モーション・グリーン

ブログ開設14年目!今年も「紡ぐ」発信を目指す読書・アニメ・特撮感想ブログ。

北方水滸伝 名言集3

俺たちの兄弟が、この世に多すぎると思わないか

                            魯智深

 来るべき日のために。

 魯智深は、これは、という漢を訪ねる旅を続けていた。宋政府の中心地、開封府に現れた彼は、塩の闇ルートを握る商人、廬俊義と接触をはかった。戦いに必要な軍資金、及び後方の補給路の確保などを含め、銭は必要だからだ。

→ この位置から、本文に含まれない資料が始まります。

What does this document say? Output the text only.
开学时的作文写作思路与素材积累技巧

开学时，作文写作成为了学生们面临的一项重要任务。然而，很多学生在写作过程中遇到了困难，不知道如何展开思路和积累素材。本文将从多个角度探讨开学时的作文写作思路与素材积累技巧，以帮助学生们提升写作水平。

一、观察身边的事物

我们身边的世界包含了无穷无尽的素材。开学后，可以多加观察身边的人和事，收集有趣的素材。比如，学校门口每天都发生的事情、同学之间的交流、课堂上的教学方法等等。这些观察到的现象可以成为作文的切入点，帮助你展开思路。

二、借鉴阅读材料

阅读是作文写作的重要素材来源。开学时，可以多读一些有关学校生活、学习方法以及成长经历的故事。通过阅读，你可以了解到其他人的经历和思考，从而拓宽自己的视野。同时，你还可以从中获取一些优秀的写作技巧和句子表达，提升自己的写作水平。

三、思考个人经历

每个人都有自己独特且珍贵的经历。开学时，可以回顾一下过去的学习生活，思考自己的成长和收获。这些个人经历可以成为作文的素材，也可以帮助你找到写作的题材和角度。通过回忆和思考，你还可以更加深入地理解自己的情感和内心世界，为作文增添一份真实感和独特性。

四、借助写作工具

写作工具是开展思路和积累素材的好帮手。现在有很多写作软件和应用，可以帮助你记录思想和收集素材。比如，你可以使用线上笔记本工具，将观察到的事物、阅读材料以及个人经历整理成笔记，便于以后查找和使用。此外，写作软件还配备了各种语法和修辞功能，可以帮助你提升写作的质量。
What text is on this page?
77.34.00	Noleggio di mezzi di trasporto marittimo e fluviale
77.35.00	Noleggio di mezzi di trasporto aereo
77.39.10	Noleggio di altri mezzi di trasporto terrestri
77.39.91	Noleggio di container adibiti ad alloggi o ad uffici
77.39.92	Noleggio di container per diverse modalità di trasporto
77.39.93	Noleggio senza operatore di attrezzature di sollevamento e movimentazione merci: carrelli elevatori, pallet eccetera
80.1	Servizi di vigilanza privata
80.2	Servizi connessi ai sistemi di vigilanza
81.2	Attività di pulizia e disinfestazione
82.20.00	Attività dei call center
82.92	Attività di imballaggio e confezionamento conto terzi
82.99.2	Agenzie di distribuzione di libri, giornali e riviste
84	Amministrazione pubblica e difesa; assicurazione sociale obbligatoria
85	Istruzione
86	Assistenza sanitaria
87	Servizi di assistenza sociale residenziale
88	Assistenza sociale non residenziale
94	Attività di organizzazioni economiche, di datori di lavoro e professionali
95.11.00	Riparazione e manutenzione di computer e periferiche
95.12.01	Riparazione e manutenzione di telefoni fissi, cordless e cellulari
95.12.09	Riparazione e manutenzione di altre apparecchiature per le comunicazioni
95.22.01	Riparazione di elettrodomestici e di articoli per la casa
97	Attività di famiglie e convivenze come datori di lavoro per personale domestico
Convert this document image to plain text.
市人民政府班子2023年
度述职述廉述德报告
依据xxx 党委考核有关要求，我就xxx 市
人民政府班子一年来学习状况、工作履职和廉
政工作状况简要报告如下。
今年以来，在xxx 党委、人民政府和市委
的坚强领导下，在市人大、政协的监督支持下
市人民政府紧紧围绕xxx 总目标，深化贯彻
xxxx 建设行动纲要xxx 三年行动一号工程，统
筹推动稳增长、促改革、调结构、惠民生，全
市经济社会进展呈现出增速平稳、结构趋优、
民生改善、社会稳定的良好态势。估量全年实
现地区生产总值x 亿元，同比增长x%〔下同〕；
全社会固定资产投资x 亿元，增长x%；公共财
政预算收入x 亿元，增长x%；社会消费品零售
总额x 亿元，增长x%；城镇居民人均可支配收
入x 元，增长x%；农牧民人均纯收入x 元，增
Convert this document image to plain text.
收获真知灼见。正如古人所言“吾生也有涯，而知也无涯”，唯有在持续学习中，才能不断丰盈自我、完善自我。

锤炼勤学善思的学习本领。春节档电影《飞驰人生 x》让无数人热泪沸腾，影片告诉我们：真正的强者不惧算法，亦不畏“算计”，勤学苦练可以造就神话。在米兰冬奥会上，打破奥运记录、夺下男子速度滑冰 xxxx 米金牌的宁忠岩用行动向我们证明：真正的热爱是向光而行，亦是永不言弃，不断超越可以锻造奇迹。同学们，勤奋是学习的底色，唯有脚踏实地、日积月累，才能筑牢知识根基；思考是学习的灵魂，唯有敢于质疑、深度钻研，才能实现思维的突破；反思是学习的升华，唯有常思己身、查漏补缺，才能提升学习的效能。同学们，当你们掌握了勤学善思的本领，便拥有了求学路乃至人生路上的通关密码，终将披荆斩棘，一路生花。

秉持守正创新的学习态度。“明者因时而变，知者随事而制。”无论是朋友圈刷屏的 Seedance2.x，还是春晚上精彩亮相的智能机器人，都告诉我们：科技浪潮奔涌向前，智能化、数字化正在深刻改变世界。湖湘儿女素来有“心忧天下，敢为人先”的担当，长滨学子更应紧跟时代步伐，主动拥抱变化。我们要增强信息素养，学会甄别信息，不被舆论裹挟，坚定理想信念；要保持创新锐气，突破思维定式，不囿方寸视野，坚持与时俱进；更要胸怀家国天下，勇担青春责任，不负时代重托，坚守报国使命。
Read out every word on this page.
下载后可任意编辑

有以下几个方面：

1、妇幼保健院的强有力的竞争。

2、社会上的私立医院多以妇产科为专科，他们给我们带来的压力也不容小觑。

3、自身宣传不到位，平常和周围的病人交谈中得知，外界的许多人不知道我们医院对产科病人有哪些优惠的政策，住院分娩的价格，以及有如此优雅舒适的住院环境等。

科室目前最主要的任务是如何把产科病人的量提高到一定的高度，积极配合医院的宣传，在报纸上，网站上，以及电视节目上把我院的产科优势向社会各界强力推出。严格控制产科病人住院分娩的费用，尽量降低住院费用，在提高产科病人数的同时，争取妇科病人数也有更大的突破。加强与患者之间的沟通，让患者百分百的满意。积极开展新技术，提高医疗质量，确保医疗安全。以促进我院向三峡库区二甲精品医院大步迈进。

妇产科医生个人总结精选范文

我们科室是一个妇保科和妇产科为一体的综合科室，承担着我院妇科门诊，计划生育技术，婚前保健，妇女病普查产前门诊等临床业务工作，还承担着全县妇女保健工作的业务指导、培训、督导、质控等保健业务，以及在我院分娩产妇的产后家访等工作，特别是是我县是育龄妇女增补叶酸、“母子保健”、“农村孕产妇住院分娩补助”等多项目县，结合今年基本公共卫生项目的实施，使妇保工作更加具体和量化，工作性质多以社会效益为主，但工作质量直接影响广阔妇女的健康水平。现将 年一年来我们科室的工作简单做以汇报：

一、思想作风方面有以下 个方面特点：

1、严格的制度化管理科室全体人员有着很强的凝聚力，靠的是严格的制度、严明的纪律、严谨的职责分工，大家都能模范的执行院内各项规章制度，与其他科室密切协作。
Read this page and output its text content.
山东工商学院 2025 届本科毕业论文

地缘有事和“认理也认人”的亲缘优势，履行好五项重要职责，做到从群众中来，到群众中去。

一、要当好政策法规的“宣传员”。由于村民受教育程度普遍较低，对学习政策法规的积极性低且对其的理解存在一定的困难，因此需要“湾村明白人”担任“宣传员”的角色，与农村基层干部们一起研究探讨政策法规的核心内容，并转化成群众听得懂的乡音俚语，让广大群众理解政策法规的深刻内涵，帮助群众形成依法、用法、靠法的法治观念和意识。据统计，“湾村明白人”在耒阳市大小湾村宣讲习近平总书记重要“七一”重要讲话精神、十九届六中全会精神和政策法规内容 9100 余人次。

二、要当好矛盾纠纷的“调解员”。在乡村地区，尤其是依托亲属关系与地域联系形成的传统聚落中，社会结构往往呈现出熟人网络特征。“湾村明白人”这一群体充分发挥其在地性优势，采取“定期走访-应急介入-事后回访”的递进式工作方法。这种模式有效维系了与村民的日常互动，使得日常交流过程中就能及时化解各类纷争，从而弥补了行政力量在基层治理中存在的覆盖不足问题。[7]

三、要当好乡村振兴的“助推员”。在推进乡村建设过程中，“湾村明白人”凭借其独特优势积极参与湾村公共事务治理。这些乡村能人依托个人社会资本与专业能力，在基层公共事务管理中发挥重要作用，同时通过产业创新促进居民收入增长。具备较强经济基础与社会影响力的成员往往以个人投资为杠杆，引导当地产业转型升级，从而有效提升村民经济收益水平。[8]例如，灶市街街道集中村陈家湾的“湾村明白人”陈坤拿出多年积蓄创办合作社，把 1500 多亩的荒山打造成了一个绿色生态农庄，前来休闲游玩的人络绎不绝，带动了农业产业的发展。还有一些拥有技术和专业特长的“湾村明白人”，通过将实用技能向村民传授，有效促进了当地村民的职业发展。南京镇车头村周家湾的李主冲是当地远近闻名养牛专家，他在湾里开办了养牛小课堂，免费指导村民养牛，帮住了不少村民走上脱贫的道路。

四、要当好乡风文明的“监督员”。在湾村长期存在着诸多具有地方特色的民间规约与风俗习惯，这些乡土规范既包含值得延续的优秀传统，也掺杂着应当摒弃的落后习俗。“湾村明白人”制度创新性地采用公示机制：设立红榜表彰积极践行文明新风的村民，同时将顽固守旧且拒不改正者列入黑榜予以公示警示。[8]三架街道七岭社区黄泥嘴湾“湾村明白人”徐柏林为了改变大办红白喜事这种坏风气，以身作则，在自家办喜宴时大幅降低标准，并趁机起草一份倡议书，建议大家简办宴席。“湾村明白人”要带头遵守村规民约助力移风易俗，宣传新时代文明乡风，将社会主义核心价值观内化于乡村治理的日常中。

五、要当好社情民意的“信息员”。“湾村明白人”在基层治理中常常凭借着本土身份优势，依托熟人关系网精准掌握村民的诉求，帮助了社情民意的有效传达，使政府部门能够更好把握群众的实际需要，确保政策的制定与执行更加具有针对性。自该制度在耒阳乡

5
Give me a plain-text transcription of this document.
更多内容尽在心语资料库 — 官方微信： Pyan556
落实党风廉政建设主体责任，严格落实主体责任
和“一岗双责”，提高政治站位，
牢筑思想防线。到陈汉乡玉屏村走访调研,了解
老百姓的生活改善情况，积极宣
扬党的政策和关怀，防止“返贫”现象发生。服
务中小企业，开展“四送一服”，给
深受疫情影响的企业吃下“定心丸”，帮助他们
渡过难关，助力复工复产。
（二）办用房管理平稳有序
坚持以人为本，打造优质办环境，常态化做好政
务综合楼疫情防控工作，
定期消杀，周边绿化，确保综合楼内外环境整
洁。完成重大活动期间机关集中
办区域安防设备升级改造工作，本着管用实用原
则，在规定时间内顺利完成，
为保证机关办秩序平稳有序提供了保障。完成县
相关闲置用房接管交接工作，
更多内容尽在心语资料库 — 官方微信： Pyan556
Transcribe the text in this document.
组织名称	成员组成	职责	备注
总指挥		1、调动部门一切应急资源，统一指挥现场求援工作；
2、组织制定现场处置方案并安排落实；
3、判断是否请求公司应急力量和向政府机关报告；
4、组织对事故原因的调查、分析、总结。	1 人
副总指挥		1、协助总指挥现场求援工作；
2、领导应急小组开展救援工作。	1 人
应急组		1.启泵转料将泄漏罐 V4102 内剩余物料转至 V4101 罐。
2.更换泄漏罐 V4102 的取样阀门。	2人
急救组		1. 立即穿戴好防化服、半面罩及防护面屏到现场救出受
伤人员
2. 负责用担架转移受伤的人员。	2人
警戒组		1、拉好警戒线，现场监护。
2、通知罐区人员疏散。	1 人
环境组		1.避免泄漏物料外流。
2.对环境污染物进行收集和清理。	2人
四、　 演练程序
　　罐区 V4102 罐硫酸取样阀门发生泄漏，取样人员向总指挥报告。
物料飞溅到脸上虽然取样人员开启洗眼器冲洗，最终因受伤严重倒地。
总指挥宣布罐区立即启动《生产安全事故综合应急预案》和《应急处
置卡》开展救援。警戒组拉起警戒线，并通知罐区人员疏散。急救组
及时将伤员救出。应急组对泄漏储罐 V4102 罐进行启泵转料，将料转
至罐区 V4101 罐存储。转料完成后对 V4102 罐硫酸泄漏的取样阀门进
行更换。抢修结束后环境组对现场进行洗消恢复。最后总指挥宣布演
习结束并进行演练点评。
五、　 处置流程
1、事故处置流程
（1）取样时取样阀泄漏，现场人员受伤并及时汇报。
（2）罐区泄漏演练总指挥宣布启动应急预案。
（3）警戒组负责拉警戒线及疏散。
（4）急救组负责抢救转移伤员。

 魯智深は、ごろつきに囲まれた廬俊義と、彼らを打ち倒した従者、燕青と出会い、自分の決意を話す。

 「俺は、銭を必要としている」

 「何のために?」

 「戦だ」

 「どこと、戦をされる?」

 「この世の不条理と。人を腐らせる魔物と。」

 腐りきった世界。誰が、というわけではない。明確な相手がない戦い、実態のない毒素を消す戦い。そこに理由が必要ではなかった。説明しなくても、動き出せばそれが理由になる。理由を求めている間にも、この世は悲しみと憤りが増え続けているのだから。

 『この世の不条理』に両親を殺されたことを語る魯智深。燕青も『この世の不条理』の犠牲者であることを告げる廬俊義。俺とお前は兄弟だ、と燕青に告げた後、そこに加えたのが、上記の言葉。

 これは嘆きだ。自分たちの兄弟がいるということは、この世が怒りと憎しみに包まれている証。兄弟が増えないことが平和である証明なのだから。

 これは決意だ。悲しみは分かち合えるかもしれない、でも分かち合って傷つき続けるくらいなら、誰も傷つかない世界のために傷つきたい。